When my clients receive a negative asylum decision from the Federal Office for Migration and Refugees (BAMF) and I explain to them what the enclosed information about return assistance is all about, they think it is a very bad joke. When people from Afghanistan, the most unsafe country in the world, are offered about EUR 1,000 in “start-up aid” for a return, it is not enough for them to buy safety and security. When people are supposed to be unilaterally advised of this option by governmental or semi-governmental agencies at the very beginning of their asylum procedure and before a decision is even made, and are to be enticed with financial offers to return to their country of origin, it is nothing less than an offer to sell their right to protection.

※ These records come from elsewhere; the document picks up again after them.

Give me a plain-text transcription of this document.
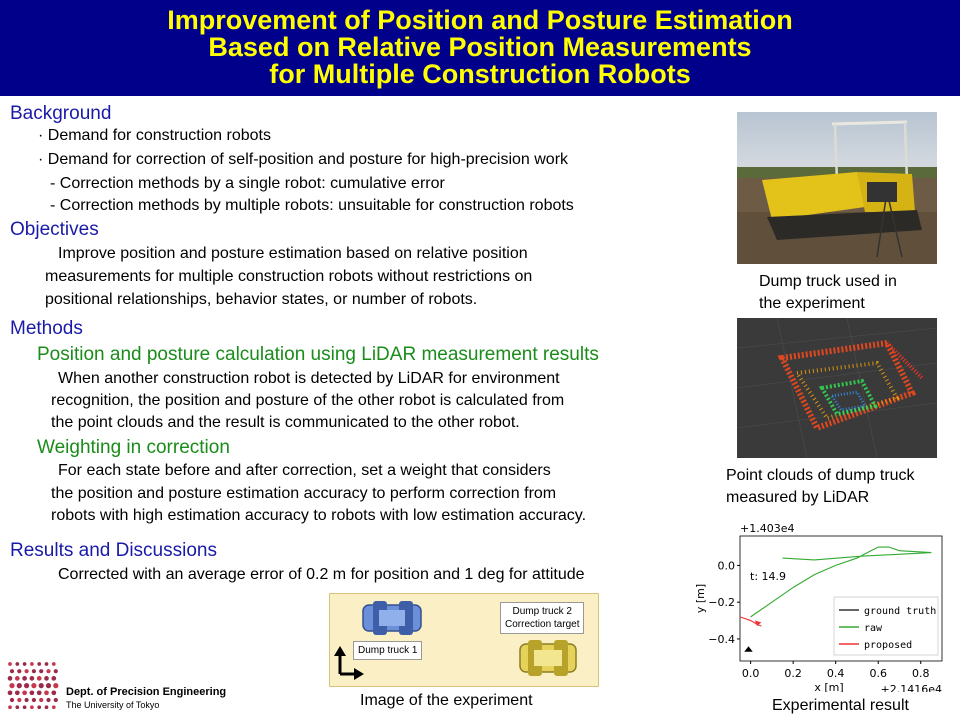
Improvement of Position and Posture Estimation
Based on Relative Position Measurements
for Multiple Construction Robots
Background
· Demand for construction robots
· Demand for correction of self-position and posture for high-precision work
- Correction methods by a single robot: cumulative error
- Correction methods by multiple robots: unsuitable for construction robots
Objectives
Improve position and posture estimation based on relative position
measurements for multiple construction robots without restrictions on
positional relationships, behavior states, or number of robots.
Methods
Position and posture calculation using LiDAR measurement results
When another construction robot is detected by LiDAR for environment
recognition, the position and posture of the other robot is calculated from
the point clouds and the result is communicated to the other robot.
Weighting in correction
For each state before and after correction, set a weight that considers
the position and posture estimation accuracy to perform correction from
robots with high estimation accuracy to robots with low estimation accuracy.
Results and Discussions
Corrected with an average error of 0.2 m for position and 1 deg for attitude
Dump truck used in
the experiment
Point clouds of dump truck
measured by LiDAR
+1.403e4
+2.1416e4
0.0 0.2 0.4 0.6 0.8
0.0
−0.2
−0.4
x [m]
y [m]
t: 14.9
ground truth
raw
proposed
Experimental result
Dump truck 1
Dump truck 2
Correction target
Image of the experiment
Dept. of Precision Engineering
The University of Tokyo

In a procedure guided by the rule of law and due process, and even more so in an asylum procedure having such an existential significance, and before a final decision, the state must not try to prevent people seeking protection from asserting their rights by offering them money. Human rights cannot be sold. And states cannot buy their way out of their responsibility for protection-seekers by offering them “return assistance” - as the European Court of Human Rights most recently ruled in 2019, in the case of a man who had “voluntarily” returned to Iraq from Finland and was shot dead there.

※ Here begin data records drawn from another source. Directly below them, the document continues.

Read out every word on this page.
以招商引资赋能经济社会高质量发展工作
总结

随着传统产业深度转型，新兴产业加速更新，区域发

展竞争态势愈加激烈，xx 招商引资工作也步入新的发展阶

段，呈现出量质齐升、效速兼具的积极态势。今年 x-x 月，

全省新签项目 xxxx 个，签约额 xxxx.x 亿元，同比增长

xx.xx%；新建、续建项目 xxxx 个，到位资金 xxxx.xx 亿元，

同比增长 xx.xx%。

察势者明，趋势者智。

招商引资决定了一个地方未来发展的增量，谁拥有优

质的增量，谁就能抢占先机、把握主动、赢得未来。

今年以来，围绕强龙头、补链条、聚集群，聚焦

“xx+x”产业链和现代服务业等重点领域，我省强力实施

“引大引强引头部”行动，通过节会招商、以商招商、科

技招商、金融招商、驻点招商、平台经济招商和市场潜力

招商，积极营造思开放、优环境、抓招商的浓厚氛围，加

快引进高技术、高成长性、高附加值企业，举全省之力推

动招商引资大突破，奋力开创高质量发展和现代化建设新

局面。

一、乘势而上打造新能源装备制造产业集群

“Assistance for voluntary return” is neither about help nor about voluntariness. It is not assistance because the purpose is not to seriously support and finance a desired remigration, but rather to increase the number of departures and to relieve the strain on the state’s deportation machinery. And it has nothing to do with voluntariness when people are faced with the choice of taking advantage of state-supported return while at the same time facing the threat of violent deportation.